The wonderful plates in Henderson’s Journal of a Residence were engraved by various people from Henderson’s reference drawings.
“Many of these springs throw up large columns of boiling water, accompanied by immense volumes of steam, to an almost incredible height into the atmosphere, and present to the eye of the traveller some of the grandest scenes to be met with on the face of the globe.”
“The opinion that this island owes its formation to the operations of submarine volcanoes, is not only confirmed by analogical resonings deduced from the appearances presented by the island, which are confessedly of volcanic origin, but gains ground in proportion to the progress of a closer and more accurate investigation of the natural phenomena which every part of it exhibits to the view of the naturalist.”
“In no quarter of the globe do we find crowded within the same extent of surface such a number of ignivomous mountains, so many boilng springs, or such tracts of lava, as here arrest the attention of the traveller.”
“A little to the south of Holum lies a cottage, called Hof, the first place in the valley that was inhabited. I was shewn a huge stone, which was used as an altar, in the times of heathenism at this place, the name of which indicates its having been a place of sacrifice.”
“The general aspect of the country is the most rugged and dreary imaginable. On every side appear marks of confusion and devastation, or the tremendous sources of these evils in the yawning craters of huge and menacing volcanoes.”
“The general aspect of the country is the most rugged and dreary imaginable. On every side appear marks of confusion and devastation, or the tremendous sources of these evils in the yawning craters of huge and menacing volcanoes.”
“Their predominent character is that of unsuspecting frankness, pious contentment, and a steady liveliness of temperament, combined with a strength of intellect and acuteness of mind, seldom to be met with in other parts of the world.”
“Both at meeting and at parting, an affectionate kiss on the mouth, without distinction of rang, age, or sex, is the only mode of salutation known in Iceland, except sometimes in the immediate vicinity of the factories, where the common Icelander salutes a foreigner whom he regards as his superior, by placing his right hand on his mouth or left breast, and the making a deep bow.”

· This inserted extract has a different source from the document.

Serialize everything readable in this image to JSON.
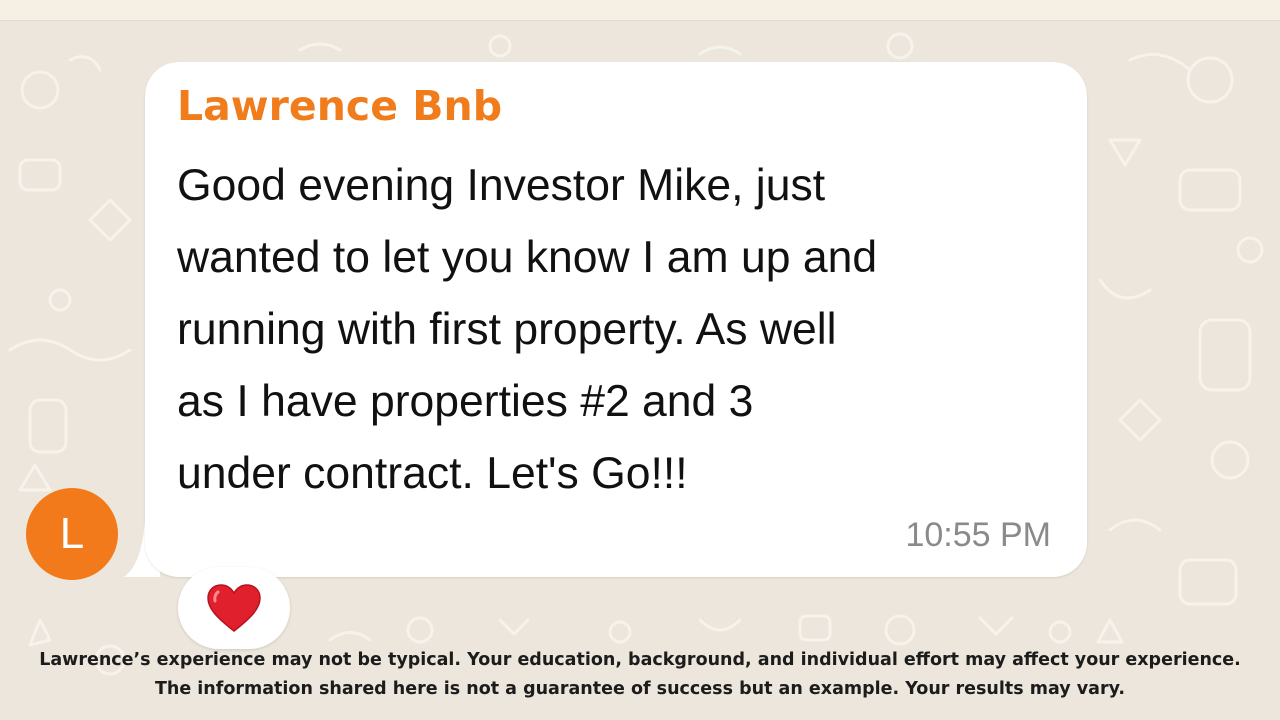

“At eleven we were again gratified with a most brilliant eruption.The jets were ten or twelve in number, and the water was carried to the height of at least sixty feet. Vast clouds of steam, which made their escape during the eruption, continued to roll and spread as they ascended, till they filled the whole of the horizon around us; and the sun, though shining in full spendour, was completely eclipsed; but the points of the jets, recieving his rays as they rose through the vapour, wore the most charming lustre, being white and glistening as snow.”
“Nor is the mind of a spectator relieved from the disagreeable emotions arising from reflection on the subterraneous fires which are raging beneath him by which he is surrounded. These very masses, which naturally exude the most distant idea of heat, contain in their bosom the fuel of conflagration, and are frequently seen to emit smoke and flames, and pour down upon the plains immense floods of boiling mud and water, or red-hot torrents of devouring lava.”